Вокруг Света - Журнал «Вокруг Света» №03 за 1986 год
Обзор книги Вокруг Света - Журнал «Вокруг Света» №03 за 1986 год
«И научите их читать...»
Никарагуа — страна молодая, а если точнее сказать — страна молодых. По официальной статистике, больше половины населения Никарагуа — дети и молодежь до двадцати пяти лет.
Рассказывая о времени борьбы с диктатурой, никарагуанцы постоянно употребляют слово «чавалос» — ребята, парни, — и всем слушающим без объяснений ясно, что речь идет о партизанах, о подпольщиках, о революционерах. До сих пор в Никарагуа вспоминают, что национальная гвардия считала своим главным врагом молодых и расценивала молодость как преступление, заслуживающее смертной казни без суда и следствия. Никогда не забудут в Никарагуа те дни, когда озверевшая солдатня в последние часы своего всевластия врывалась в городские кварталы, в селения, устраивала охоту за молодыми.

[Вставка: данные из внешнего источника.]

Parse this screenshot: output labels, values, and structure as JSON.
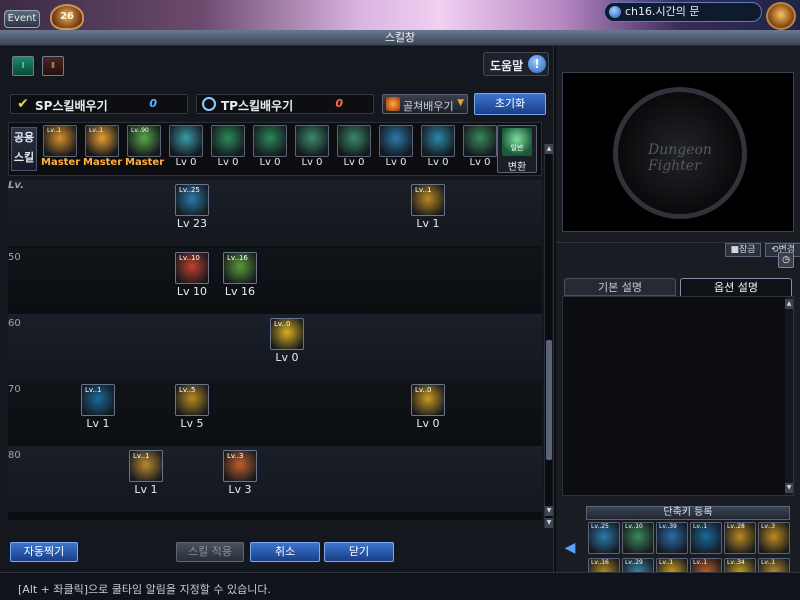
{
  "hud": {
    "event_label": "Event",
    "level_text": "26",
    "channel_text": "ch16.시간의 문"
  },
  "window": {
    "title": "스킬창"
  },
  "skill_tabs": [
    "Ⅰ",
    "Ⅱ"
  ],
  "help": {
    "label": "도움말",
    "icon_glyph": "!"
  },
  "learn": {
    "sp_label": "SP스킬배우기",
    "sp_value": "0",
    "tp_label": "TP스킬배우기",
    "tp_value": "0",
    "select_label": "골쳐배우기",
    "reset_label": "초기화"
  },
  "common_skills": {
    "label": "공용 스킬",
    "items": [
      {
        "tag": "Lv..1",
        "level": "Master",
        "color": "#d8902c"
      },
      {
        "tag": "Lv..1",
        "level": "Master",
        "color": "#e8a030"
      },
      {
        "tag": "Lv..90",
        "level": "Master",
        "color": "#58a848"
      },
      {
        "tag": "",
        "level": "Lv 0",
        "color": "#3a9aaa"
      },
      {
        "tag": "",
        "level": "Lv 0",
        "color": "#2a8a5a"
      },
      {
        "tag": "",
        "level": "Lv 0",
        "color": "#2a8a5a"
      },
      {
        "tag": "",
        "level": "Lv 0",
        "color": "#3a8a6a"
      },
      {
        "tag": "",
        "level": "Lv 0",
        "color": "#3a8a6a"
      },
      {
        "tag": "",
        "level": "Lv 0",
        "color": "#2a7aaa"
      },
      {
        "tag": "",
        "level": "Lv 0",
        "color": "#2a8aaa"
      },
      {
        "tag": "",
        "level": "Lv 0",
        "color": "#3a8a5a"
      }
    ],
    "convert_icon_text": "일반",
    "convert_label": "변환"
  },
  "tree": {
    "lv_header": "Lv.",
    "bands": [
      {
        "label": ""
      },
      {
        "label": "50"
      },
      {
        "label": "60"
      },
      {
        "label": "70"
      },
      {
        "label": "80"
      }
    ],
    "skills": [
      {
        "tag": "Lv..25",
        "level": "Lv 23",
        "color": "#2a7aa8"
      },
      {
        "tag": "Lv..1",
        "level": "Lv 1",
        "color": "#b88a20"
      },
      {
        "tag": "Lv..10",
        "level": "Lv 10",
        "color": "#c0402a"
      },
      {
        "tag": "Lv..16",
        "level": "Lv 16",
        "color": "#5a9a3a"
      },
      {
        "tag": "Lv..0",
        "level": "Lv 0",
        "color": "#d8b020"
      },
      {
        "tag": "Lv..1",
        "level": "Lv 1",
        "color": "#1a6a9a"
      },
      {
        "tag": "Lv..5",
        "level": "Lv 5",
        "color": "#b88a20"
      },
      {
        "tag": "Lv..0",
        "level": "Lv 0",
        "color": "#c89a20"
      },
      {
        "tag": "Lv..1",
        "level": "Lv 1",
        "color": "#b88a30"
      },
      {
        "tag": "Lv..3",
        "level": "Lv 3",
        "color": "#c0602a"
      }
    ]
  },
  "buttons": {
    "auto": "자동찍기",
    "apply": "스킬 적용",
    "cancel": "취소",
    "close": "닫기"
  },
  "tip": "[Alt + 좌클릭]으로 쿨타임 알림을 지정할 수 있습니다.",
  "right": {
    "logo_text": "Dungeon Fighter",
    "lock_label": "잠금",
    "change_label": "변경",
    "tab_basic": "기본 설명",
    "tab_option": "옵션 설명",
    "shortcut_label": "단축키 등록",
    "shortcuts": [
      {
        "tag": "Lv..25",
        "color": "#2a7aa8"
      },
      {
        "tag": "Lv..10",
        "color": "#3a8a5a"
      },
      {
        "tag": "Lv..39",
        "color": "#2a6aa8"
      },
      {
        "tag": "Lv..1",
        "color": "#1a6a9a"
      },
      {
        "tag": "Lv..28",
        "color": "#b88a20"
      },
      {
        "tag": "Lv..3",
        "color": "#c08a20"
      },
      {
        "tag": "Lv..16",
        "color": "#b88a20"
      },
      {
        "tag": "Lv..29",
        "color": "#3a8aaa"
      },
      {
        "tag": "Lv..1",
        "color": "#d0a020"
      },
      {
        "tag": "Lv..1",
        "color": "#c0602a"
      },
      {
        "tag": "Lv..34",
        "color": "#c8a020"
      },
      {
        "tag": "Lv..1",
        "color": "#b8902a"
      }
    ]
  },
  "icons": {
    "check": "✔",
    "arrow_down": "▼",
    "arrow_up": "▲",
    "arrow_left": "◀",
    "clock": "◷",
    "lock": "🔒"
  }
}
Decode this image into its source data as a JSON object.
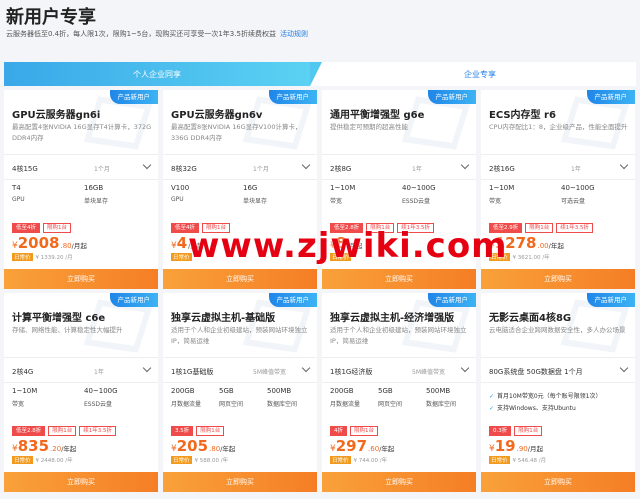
{
  "header": {
    "title": "新用户专享",
    "subtitle": "云服务器低至0.4折，每人限1次，限购1~5台，现购买还可享受一次1年3.5折续费权益",
    "rules_link": "活动规则"
  },
  "tabs": [
    "个人企业同享",
    "企业专享"
  ],
  "badge_label": "产品新用户",
  "buy_label": "立即购买",
  "watermark": "www.zjwiki.com",
  "cards": [
    {
      "title": "GPU云服务器gn6i",
      "desc": "最高配置4张NVIDIA 16G显存T4计算卡，372G DDR4内存",
      "config": "4核15G",
      "duration": "1个月",
      "specs": [
        {
          "v": "T4",
          "l": "GPU"
        },
        {
          "v": "16GB",
          "l": "单块显存"
        }
      ],
      "tags": [
        "低至4折",
        "限购1台"
      ],
      "price_int": "2008",
      "price_dec": ".80",
      "unit": "/月起",
      "orig_badge": "日常价",
      "orig": "¥ 1339.20 /月"
    },
    {
      "title": "GPU云服务器gn6v",
      "desc": "最高配置8张NVIDIA 16G显存V100计算卡，336G DDR4内存",
      "config": "8核32G",
      "duration": "1个月",
      "specs": [
        {
          "v": "V100",
          "l": "GPU"
        },
        {
          "v": "16G",
          "l": "单块显存"
        }
      ],
      "tags": [
        "低至4折",
        "限购1台"
      ],
      "price_int": "4",
      "price_dec": "",
      "unit": "/月起",
      "orig_badge": "日常价",
      "orig": ""
    },
    {
      "title": "通用平衡增强型 g6e",
      "desc": "提供稳定可预期的超高性能",
      "config": "2核8G",
      "duration": "1年",
      "specs": [
        {
          "v": "1~10M",
          "l": "带宽"
        },
        {
          "v": "40~100G",
          "l": "ESSD云盘"
        }
      ],
      "tags": [
        "低至2.8折",
        "限购1台",
        "续1年3.5折"
      ],
      "price_int": "8",
      "price_dec": "",
      "unit": "/月起",
      "orig_badge": "日常价",
      "orig": ""
    },
    {
      "title": "ECS内存型 r6",
      "desc": "CPU内存配比1：8，企业级产品，性能全面提升",
      "config": "2核16G",
      "duration": "1年",
      "specs": [
        {
          "v": "1~10M",
          "l": "带宽"
        },
        {
          "v": "40~100G",
          "l": "可选云盘"
        }
      ],
      "tags": [
        "低至2.9折",
        "限购1台",
        "续1年3.5折"
      ],
      "price_int": "1278",
      "price_dec": ".00",
      "unit": "/年起",
      "orig_badge": "日常价",
      "orig": "¥ 3621.00 /年"
    },
    {
      "title": "计算平衡增强型 c6e",
      "desc": "存储、网络性能、计算稳定性大幅提升",
      "config": "2核4G",
      "duration": "1年",
      "specs": [
        {
          "v": "1~10M",
          "l": "带宽"
        },
        {
          "v": "40~100G",
          "l": "ESSD云盘"
        }
      ],
      "tags": [
        "低至2.8折",
        "限购1台",
        "续1年3.5折"
      ],
      "price_int": "835",
      "price_dec": ".20",
      "unit": "/年起",
      "orig_badge": "日常价",
      "orig": "¥ 2448.00 /年"
    },
    {
      "title": "独享云虚拟主机-基础版",
      "desc": "适用于个人和企业初级建站，预装网站环境独立IP，简易运维",
      "config": "1核1G基础版",
      "duration": "5M峰值带宽",
      "specs": [
        {
          "v": "200GB",
          "l": "月数据流量"
        },
        {
          "v": "5GB",
          "l": "网页空间"
        },
        {
          "v": "500MB",
          "l": "数据库空间"
        }
      ],
      "tags": [
        "3.5折",
        "限购1台"
      ],
      "price_int": "205",
      "price_dec": ".80",
      "unit": "/年起",
      "orig_badge": "日常价",
      "orig": "¥ 588.00 /年"
    },
    {
      "title": "独享云虚拟主机-经济增强版",
      "desc": "适用于个人和企业初级建站，预装网站环境独立IP，简易运维",
      "config": "1核1G经济版",
      "duration": "5M峰值带宽",
      "specs": [
        {
          "v": "200GB",
          "l": "月数据流量"
        },
        {
          "v": "5GB",
          "l": "网页空间"
        },
        {
          "v": "500MB",
          "l": "数据库空间"
        }
      ],
      "tags": [
        "4折",
        "限购1台"
      ],
      "price_int": "297",
      "price_dec": ".60",
      "unit": "/年起",
      "orig_badge": "日常价",
      "orig": "¥ 744.00 /年"
    },
    {
      "title": "无影云桌面4核8G",
      "desc": "云电脑适合企业跨网数据安全性，多人办公场景",
      "config": "80G系统盘 50G数据盘 1个月",
      "duration": "",
      "features": [
        "首月10M带宽0元（每个账号限领1次）",
        "支持Windows、支持Ubuntu"
      ],
      "tags": [
        "0.3折",
        "限购1台"
      ],
      "price_int": "19",
      "price_dec": ".90",
      "unit": "/月起",
      "orig_badge": "日常价",
      "orig": "¥ 546.48 /月"
    }
  ]
}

...У Луисы Флорес было пятеро детей: Рамон, Эрнесто, Хосе, Рауль и Ана. Рамон — старший, ему шел пятнадцатый, Ана — младшая, ей исполнилось пять лет.
Тем июньским утром 1979 года пятеро, как и всегда, полезли на манговое дерево. Луиса могла дать им только по чашке жидкого кофе: муж ее умер, а ей самой разве под силу накормить детей досыта? Вот и «завтракали» они плодами манго.
Тем же утром подразделение национальной гвардии вышло из казарм на «умиротворение» квартала, поддержавшего СФНО. Прежде чем приступить к операции, офицер, снисходительно махнув рукой, позволил солдатам «развлечься». Нужно было поднять боевой дух парней. Они стреляли по живым мишеням и оживленно комментировали каждый удачный выстрел. Выстрел — Рамон... Выстрел — Эрнесто... Выстрел — Хосе... Выстрел — Рауль... Выстрел — Ана...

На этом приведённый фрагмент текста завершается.